Linked Data: First Blood

Knowing a lot about something, makes me more prone to appraising its value. I unfortunately know very little about Linked data. For this reason, I’ve had a very biased and shamefully low opinion about the concept of linked data. I’ve decided to change this.

A repository of linked data that I’ve recently taken an interest in, is DBPedia. DBPedia is a project about extracting structured data (linked data) from Wikipedia, and exposing it via a SPARQL endpoint.
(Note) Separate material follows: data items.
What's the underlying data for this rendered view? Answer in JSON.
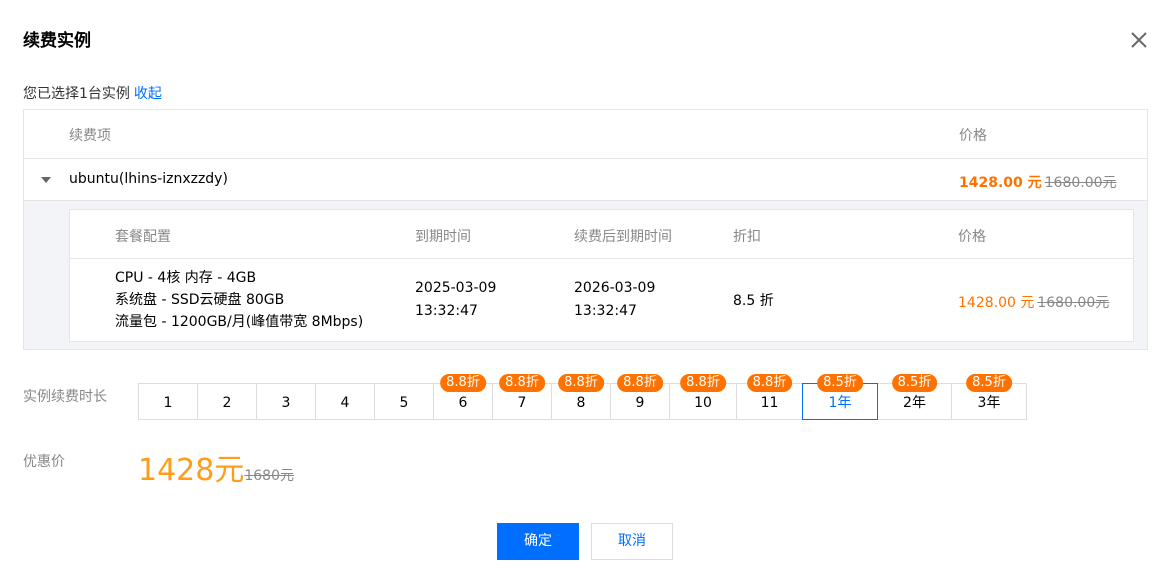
{
  "dialog": {
    "title": "续费实例"
  },
  "selection": {
    "text": "您已选择1台实例",
    "collapse_label": "收起"
  },
  "table": {
    "headers": {
      "item": "续费项",
      "price": "价格"
    },
    "instance": {
      "name": "ubuntu(lhins-iznxzzdy)",
      "price_now": "1428.00 元",
      "price_old": "1680.00元"
    },
    "detail": {
      "headers": {
        "config": "套餐配置",
        "expire": "到期时间",
        "renew_expire": "续费后到期时间",
        "discount": "折扣",
        "price": "价格"
      },
      "config_lines": [
        "CPU - 4核 内存 - 4GB",
        "系统盘 - SSD云硬盘 80GB",
        "流量包 - 1200GB/月(峰值带宽 8Mbps)"
      ],
      "expire": {
        "date": "2025-03-09",
        "time": "13:32:47"
      },
      "renew_expire": {
        "date": "2026-03-09",
        "time": "13:32:47"
      },
      "discount": "8.5 折",
      "price_now": "1428.00 元",
      "price_old": "1680.00元"
    }
  },
  "duration": {
    "label": "实例续费时长",
    "selected": "1年",
    "options": [
      {
        "label": "1",
        "badge": ""
      },
      {
        "label": "2",
        "badge": ""
      },
      {
        "label": "3",
        "badge": ""
      },
      {
        "label": "4",
        "badge": ""
      },
      {
        "label": "5",
        "badge": ""
      },
      {
        "label": "6",
        "badge": "8.8折"
      },
      {
        "label": "7",
        "badge": "8.8折"
      },
      {
        "label": "8",
        "badge": "8.8折"
      },
      {
        "label": "9",
        "badge": "8.8折"
      },
      {
        "label": "10",
        "badge": "8.8折"
      },
      {
        "label": "11",
        "badge": "8.8折"
      },
      {
        "label": "1年",
        "badge": "8.5折"
      },
      {
        "label": "2年",
        "badge": "8.5折"
      },
      {
        "label": "3年",
        "badge": "8.5折"
      }
    ]
  },
  "promo": {
    "label": "优惠价",
    "price": "1428元",
    "old_price": "1680元"
  },
  "buttons": {
    "ok": "确定",
    "cancel": "取消"
  },
  "colors": {
    "primary": "#006eff",
    "accent": "#ff7200",
    "promo": "#ff9c19"
  },
  "icons": {
    "close": "close-icon",
    "caret": "caret-down-icon"
  }
}
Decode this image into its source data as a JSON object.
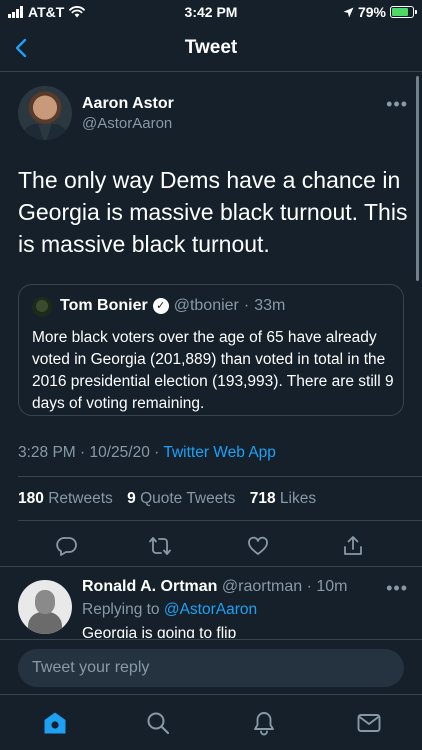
{
  "status_bar": {
    "carrier": "AT&T",
    "time": "3:42 PM",
    "battery": "79%",
    "battery_level": 0.79,
    "icons": [
      "signal-icon",
      "wifi-icon",
      "location-arrow-icon",
      "battery-charging-icon"
    ]
  },
  "header": {
    "title": "Tweet",
    "back_icon": "chevron-left-icon"
  },
  "tweet": {
    "author_name": "Aaron Astor",
    "author_handle": "@AstorAaron",
    "text": "The only way Dems have a chance in Georgia is massive black turnout. This is massive black turnout.",
    "quote": {
      "author_name": "Tom Bonier",
      "author_handle": "@tbonier",
      "time": "33m",
      "separator": "·",
      "text": "More black voters over the age of 65 have already voted in Georgia (201,889) than voted in total in the 2016 presidential election (193,993). There are still 9 days of voting remaining."
    },
    "timestamp": "3:28 PM · 10/25/20 ·",
    "source": "Twitter Web App",
    "stats": {
      "retweets_count": "180",
      "retweets_label": "Retweets",
      "quote_tweets_count": "9",
      "quote_tweets_label": "Quote Tweets",
      "likes_count": "718",
      "likes_label": "Likes"
    },
    "actions": [
      "reply-icon",
      "retweet-icon",
      "like-icon",
      "share-icon"
    ]
  },
  "reply": {
    "author_name": "Ronald A. Ortman",
    "author_handle": "@raortman",
    "time_text": "· 10m",
    "replying_to_label": "Replying to",
    "replying_to_handle": "@AstorAaron",
    "text": "Georgia is going to flip"
  },
  "composer": {
    "placeholder": "Tweet your reply",
    "value": ""
  },
  "tabs": [
    "home-icon",
    "search-icon",
    "notifications-icon",
    "messages-icon"
  ],
  "colors": {
    "background": "#15202b",
    "accent": "#1da1f2",
    "secondary_text": "#8899a6",
    "border": "#38444d"
  }
}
With the interested in DBPedia, comes the first sparks (pun intended) of interest in RDF-endpoints and in particular SPARQL.

The brilliant thing about DBPedia (and SPARQL) is that it makes it possible to query a vast repository of information, originally in raw text form, using a proper query language. It’s Wikipedia with a nerd boner on.

So what can you do with SPARQL and DBPedia? There are several examples on the DBPedia homepage.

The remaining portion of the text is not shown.